Mercredi des Cendres, 14 février 2018 - Entrée en Carême

Appeler « Il y a quelqu’un ? » alors qu’on ne voit personne, c’est gênant.

Joël 2,12-18 - Psaume 50,3-6.12-14.17 - 2 Corinthiens 5,20 - 6,2 - Matthieu 6,1-6.16-18
mercredi 14 février 2018.
 

Du coup, on ne le fait que poussé par la nécessité, vaguement inquiet d’être surpris à parler tout seul, ou bien au contraire que cet appel ne risque d’éveiller un être qu’il eût mieux valu laisser tranquille. Si l’on est plusieurs, on se donne du courage en criant ensemble, non sans se pousser du coude avec un sourire entendu.

La prière, c’est pareil. Dieu est partout, paraît-il, mais on ne le voit nulle part ; c’est pourquoi prier est difficile. Mais quand c’est nécessaire, tous les hommes le font, y compris ceux qui se déclarent athées. Sinon, pour l’ordinaire, la ritualisation permet à chacun de se joindre à une telle démarche sans en avoir trop l’air. Bien sûr alors, le formalisme menace ; et pas seulement chez les païens. Quels enfants de chœur n’ont pas, au moins à l’occasion, ricané sur leur banc avec leurs voisins plutôt que de paraître prendre trop au sérieux leur office ?

C’est pourquoi Jésus enseigne à ses disciples : « Vous, quand vous priez, dites : Notre Père... » Ce passage est justement omis dans l’évangile que nous venons d’entendre. Pourtant, c’est lui qui fait toute la différence, non seulement pour la prière, mais aussi pour le jeûne et l’aumône : ces trois pratiques sont communes à toutes les religions, mais pour ceux qui croient non seulement que Dieu existe bel et bien même si on ne le voit pas, mais aussi qu’il est notre Père, cela change tout. Car dans ce cas, nous sommes vraiment frères et sœurs.

Quand tu fais l’aumône, que ta main gauche ignore ce que fais ta main droite. Mais, surtout, que ton cœur se souvienne que, devant toi, il y a quelqu’un ; et quelqu’un créé à l’image de votre Père commun. Plus important que l’aumône elle-même est le regard de respect et de considération porté sur cet autre qui ne peut m’être étranger si sa vie importe autant que la mienne au Dieu qui nous a tout donné pour que nous en rendions grâce ensemble. Celui qui méprise son frère qu’il voit prétend-il aimer son Père qu’il ne voit pas ? Et celui qui ignore son semblable en détresse n’est-il pas aveugle au frère qui se présente à lui ?

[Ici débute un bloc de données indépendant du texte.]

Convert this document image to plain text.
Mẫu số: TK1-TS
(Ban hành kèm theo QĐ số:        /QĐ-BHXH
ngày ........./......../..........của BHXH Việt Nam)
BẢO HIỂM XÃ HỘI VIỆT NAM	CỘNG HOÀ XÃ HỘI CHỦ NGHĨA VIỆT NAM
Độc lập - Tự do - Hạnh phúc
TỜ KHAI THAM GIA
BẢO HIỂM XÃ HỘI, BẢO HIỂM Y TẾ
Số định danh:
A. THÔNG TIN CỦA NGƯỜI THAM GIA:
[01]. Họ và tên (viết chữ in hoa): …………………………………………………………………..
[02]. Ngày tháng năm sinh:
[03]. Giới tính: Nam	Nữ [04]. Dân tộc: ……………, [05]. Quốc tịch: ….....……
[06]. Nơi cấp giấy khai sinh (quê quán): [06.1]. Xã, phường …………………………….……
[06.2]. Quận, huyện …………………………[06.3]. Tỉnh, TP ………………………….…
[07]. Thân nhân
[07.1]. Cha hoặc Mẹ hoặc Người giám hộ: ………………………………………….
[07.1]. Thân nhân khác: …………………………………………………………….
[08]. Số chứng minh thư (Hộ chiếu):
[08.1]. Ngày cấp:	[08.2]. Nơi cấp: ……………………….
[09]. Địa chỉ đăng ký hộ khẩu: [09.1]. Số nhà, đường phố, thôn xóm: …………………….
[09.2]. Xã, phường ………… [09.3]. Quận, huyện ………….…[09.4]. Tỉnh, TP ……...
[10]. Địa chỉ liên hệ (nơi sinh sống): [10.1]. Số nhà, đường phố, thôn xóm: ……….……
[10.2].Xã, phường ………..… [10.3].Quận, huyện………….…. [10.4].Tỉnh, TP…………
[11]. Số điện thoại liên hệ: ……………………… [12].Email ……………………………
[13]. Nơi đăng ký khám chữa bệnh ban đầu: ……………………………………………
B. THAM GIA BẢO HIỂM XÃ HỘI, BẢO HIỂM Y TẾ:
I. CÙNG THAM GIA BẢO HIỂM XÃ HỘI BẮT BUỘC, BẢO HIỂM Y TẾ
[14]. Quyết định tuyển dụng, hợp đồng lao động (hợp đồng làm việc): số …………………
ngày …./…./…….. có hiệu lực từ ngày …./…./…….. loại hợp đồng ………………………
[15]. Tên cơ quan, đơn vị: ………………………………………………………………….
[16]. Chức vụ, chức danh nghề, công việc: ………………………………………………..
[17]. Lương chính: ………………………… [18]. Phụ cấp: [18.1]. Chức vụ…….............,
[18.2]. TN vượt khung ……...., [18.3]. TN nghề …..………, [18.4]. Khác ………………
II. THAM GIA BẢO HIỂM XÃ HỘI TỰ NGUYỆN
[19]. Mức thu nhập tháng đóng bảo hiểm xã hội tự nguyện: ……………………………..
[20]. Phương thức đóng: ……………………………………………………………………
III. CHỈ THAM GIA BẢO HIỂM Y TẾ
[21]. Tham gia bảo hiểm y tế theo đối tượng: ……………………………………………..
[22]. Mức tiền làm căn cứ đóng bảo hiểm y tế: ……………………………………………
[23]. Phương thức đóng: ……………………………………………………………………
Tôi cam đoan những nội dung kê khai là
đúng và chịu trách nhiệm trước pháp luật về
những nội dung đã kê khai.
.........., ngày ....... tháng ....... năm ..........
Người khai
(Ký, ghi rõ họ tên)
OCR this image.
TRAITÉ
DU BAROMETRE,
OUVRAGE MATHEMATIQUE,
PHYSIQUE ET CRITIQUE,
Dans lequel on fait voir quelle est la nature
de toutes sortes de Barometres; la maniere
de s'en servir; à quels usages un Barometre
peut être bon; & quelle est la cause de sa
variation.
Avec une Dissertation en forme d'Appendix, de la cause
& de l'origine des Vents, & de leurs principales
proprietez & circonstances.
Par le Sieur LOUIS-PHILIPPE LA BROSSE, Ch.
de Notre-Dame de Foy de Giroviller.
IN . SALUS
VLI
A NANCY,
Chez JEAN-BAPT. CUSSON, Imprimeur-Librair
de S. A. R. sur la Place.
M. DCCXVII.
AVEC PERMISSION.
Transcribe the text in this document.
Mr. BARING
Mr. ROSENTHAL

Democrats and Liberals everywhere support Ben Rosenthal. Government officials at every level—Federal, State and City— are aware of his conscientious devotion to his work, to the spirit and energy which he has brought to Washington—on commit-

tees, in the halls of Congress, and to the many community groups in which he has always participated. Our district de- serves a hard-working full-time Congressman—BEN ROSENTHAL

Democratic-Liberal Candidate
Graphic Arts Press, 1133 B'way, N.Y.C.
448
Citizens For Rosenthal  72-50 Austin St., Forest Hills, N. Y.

Quant au jeûne que le Père aime, n’est-ce pas de s’oublier soi-même pour se préoccuper d’autrui ? À quoi bon former des projets de performances en toute sorte de privations pour les oublier bientôt en cédant aux tentations, ou, pire, pour les réaliser de manière à en tirer orgueil et mépris pour ceux qui n’y parviennent pas ? Toute la fierté des fils doit résider dans la reconnaissance que le Fils s’est anéanti lui-même par amour pour les plus petits de leurs frères, trop heureux s’il leur est donné de l’imiter un tant soit peu et de communier ainsi avec lui dans l’amour qui va jusqu’à donner sa vie pour ses amis.

Croyons-nous vraiment qu’il y a quelqu’un « au ciel », et qu’il est notre Père ? Notre foi est faible et changeante : que ce carême soit un entrainement qui l’éclaire et l’affermisse jusqu’à ce que nous puissions, en peuple ardent à faire le bien, célébrer ensemble le mystère pascal du Christ de tout notre cœur d’enfants de Dieu unis dans l’amour fraternel et l’espérance d’être accueillis en lui avec l’humanité entière restaurée par son unique sacrifice, au jour où nous serons semblables à lui parce que nous le verrons tel qu’il est.